There are still some known issues in order to support this end to end. For example, support for ParOp is an open issue that no one has worked on: [CalyxToFSM] Add `par` FSM lowering · Issue #4606 · llvm/circt · GitHub.

Thanks for the reply. If we let the AddOp and the StoreOp in the same stage, I think it cannot be done in one clock cycle, so maybe it violates the II=1 assumption?

As for this, well, I think so, because last year I had the same problem lol. Btw the link in this issue is 404 now.

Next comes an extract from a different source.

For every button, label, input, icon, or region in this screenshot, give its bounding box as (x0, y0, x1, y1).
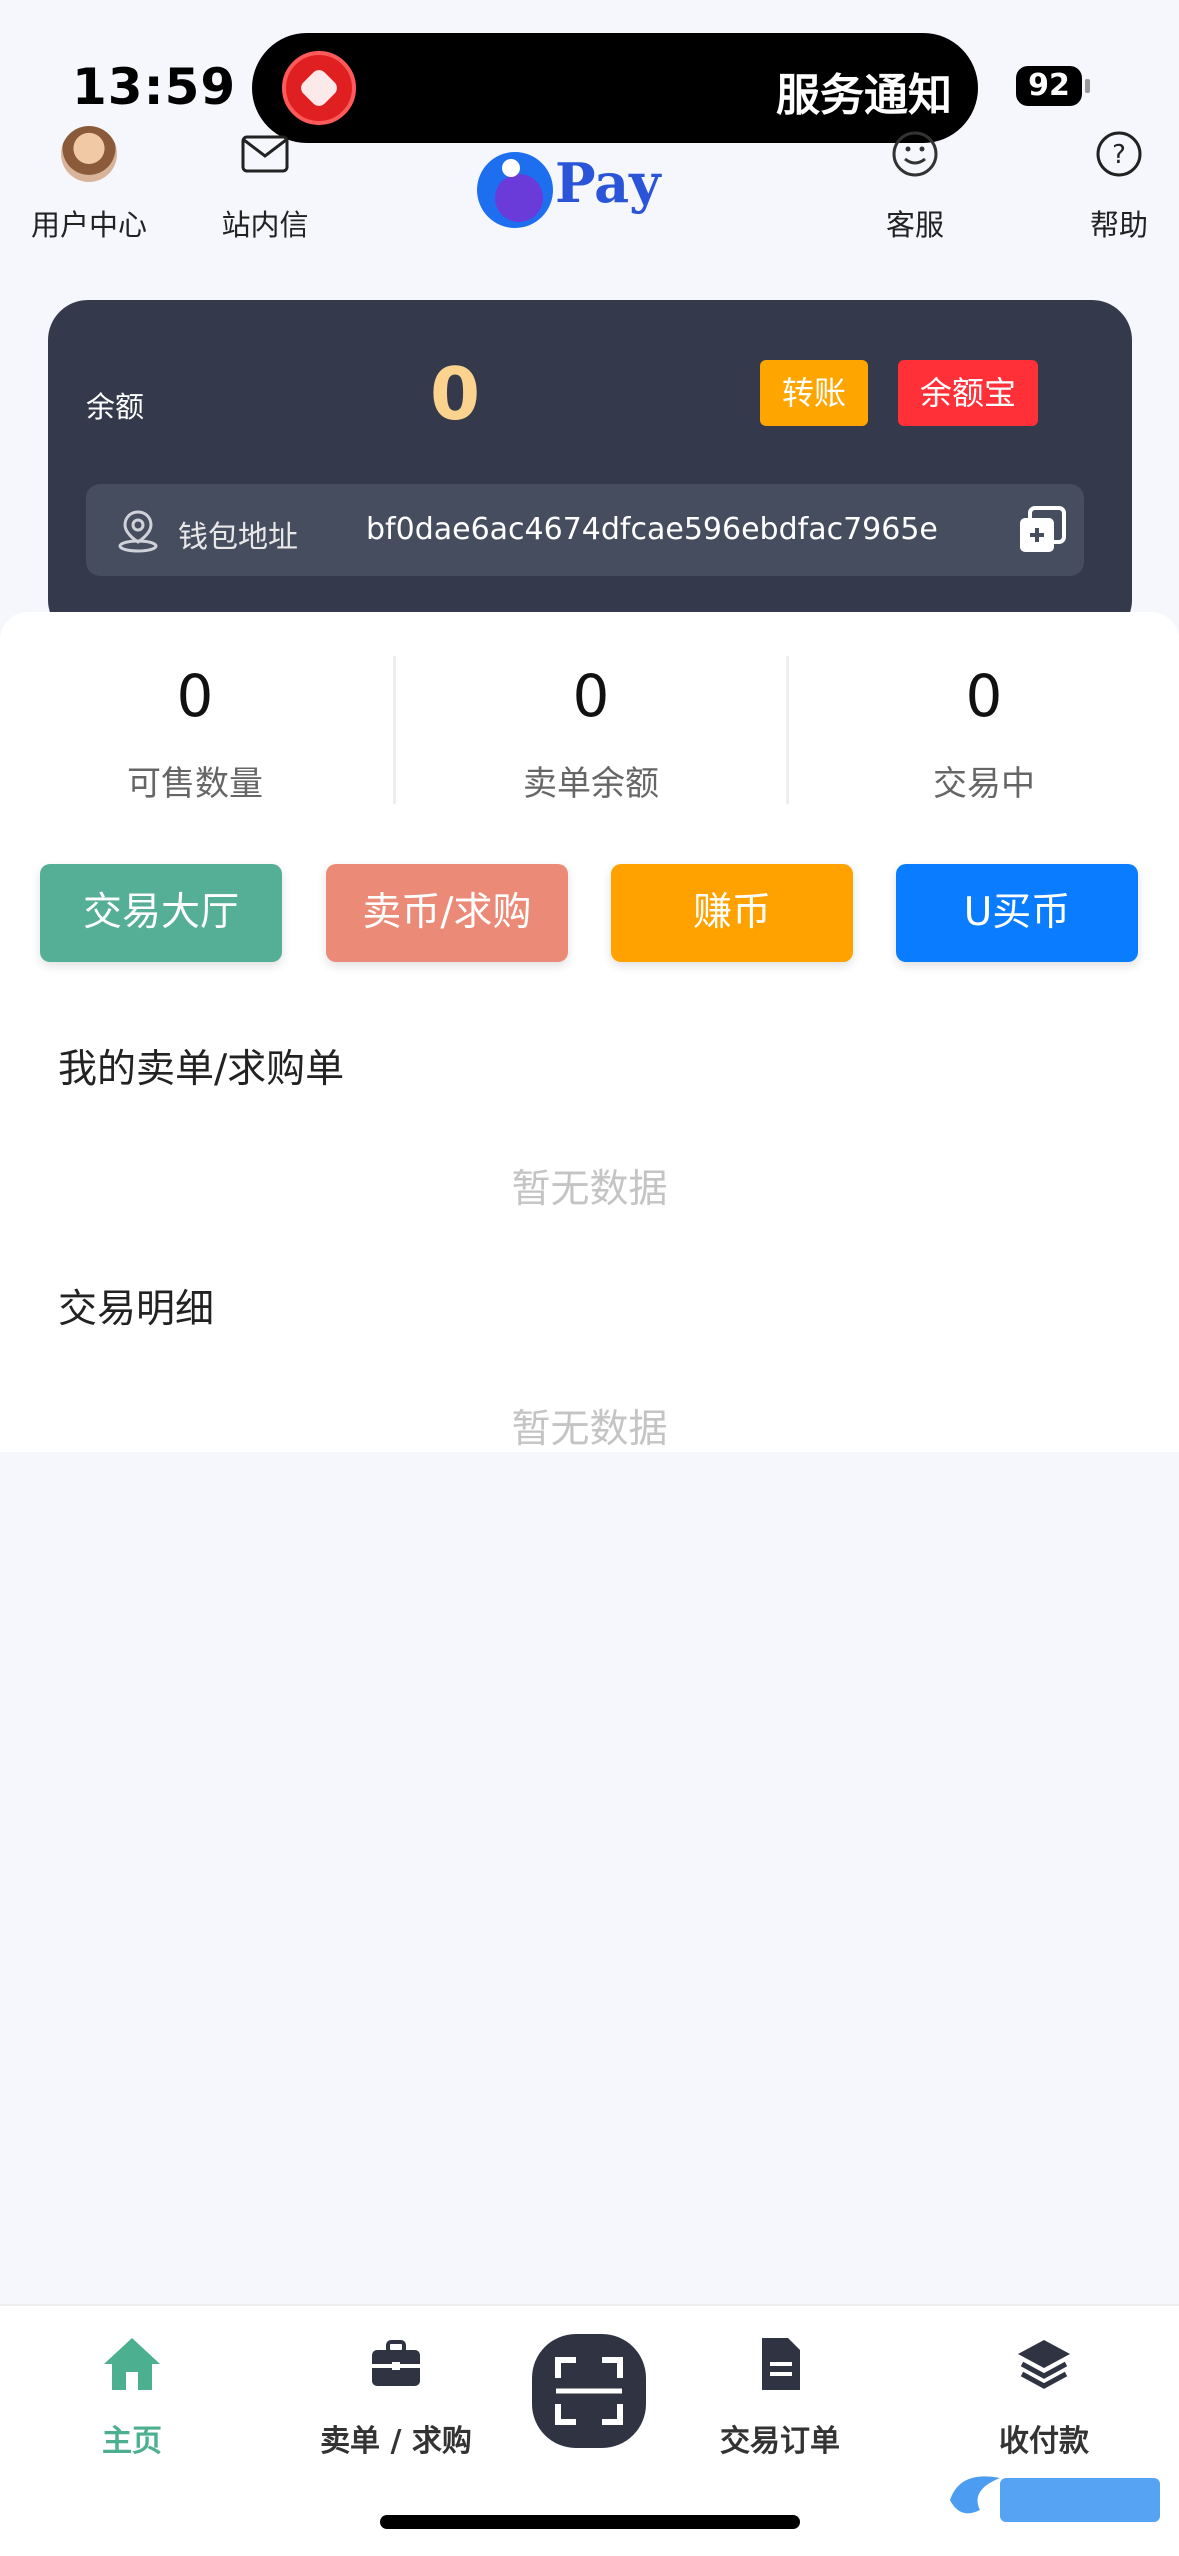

Another question: can I create the same thing in pipeline dialect, so that I could get rid of any of these issues?

If the AddOp lowers to a combinational circuit, I don’t see why the result of addition couldn’t be stored every cycle. That seems to be the intent of the current scheduling, but I will let the others speak up for what is intended here.

That is certainly an option, if you want to avoid the Calyx path completely. But there is currently no transformation from the higher level dialects like Affine to the Pipeline dialect, so you would have to handle the scheduling and implement that yourself.

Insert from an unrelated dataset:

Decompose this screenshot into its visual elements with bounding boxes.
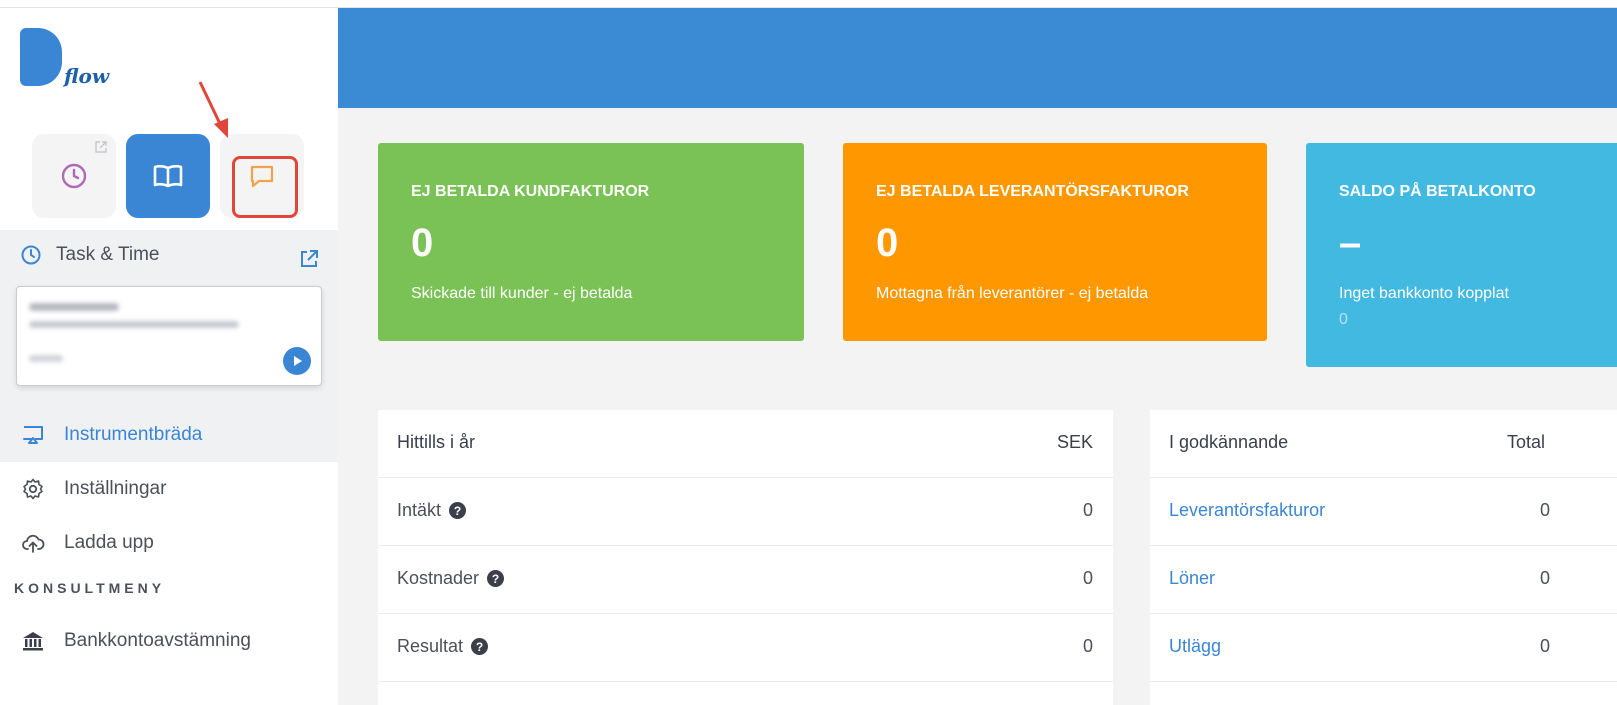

Makes sense, I’ll definitely try that.

Thanks for looking into this @HahaLan97! The way we’ve been using the LoopSchedule path right is we generate native Calyx out of the program and compile it using the Calyx compiler.

If you’re interested in trying that out, please take a look at the CIRCT documentation for native Calyx.

Mike is right that we need to support par (and in fact, the newly added static par) operation in Calyx to make the flow work purely using CIRCT but that requires more engineering hours than we have access to. If you’re interested in fleshing some of this out, I’d be happy to help discuss the implementation details.

I’ll try out the pipeline dialect first. Anddefinitely yeah, I would love to help but I need to get more fimiliar with calyx first :wink: I only have some experience last year playing around with it.

Sounds good! FWIW, we’re working on a new HLS tool that uses those abstractions (calyx, pipeline, loopschedule) so we’re planning to support them long term as well.

It would be great!

@HahaLan97 quick update on this: I’ve added a new --calyx-native pass to circt-opt that calls out to the native Calyx compiler automatically and lowers things like ParOps for you. The calyx native compiler can be installed with just one command: cargo install calyx and the --calyx-native pass will start working.

I’m going to attempt to compile your example program through the pipeline and report back!

I’ve verified that once this PR is merged, the following command can lower the corrected loopschedule code all the way to Verilog:

./build/bin/circt-opt --lower-loopschedule-to-calyx --calyx-native --lower-calyx-to-hw --lower-hw-to-sv --lower-seq-to-sv --export-verilog vec-add.mlir

It does require you to use the native compiler but that only needs a simple cargo install calyx command and you’re good to go after that.

1 Like

Hi! Thanks for all the efforts, I’ve been working on my own project these days. I’ll definitely look at this later!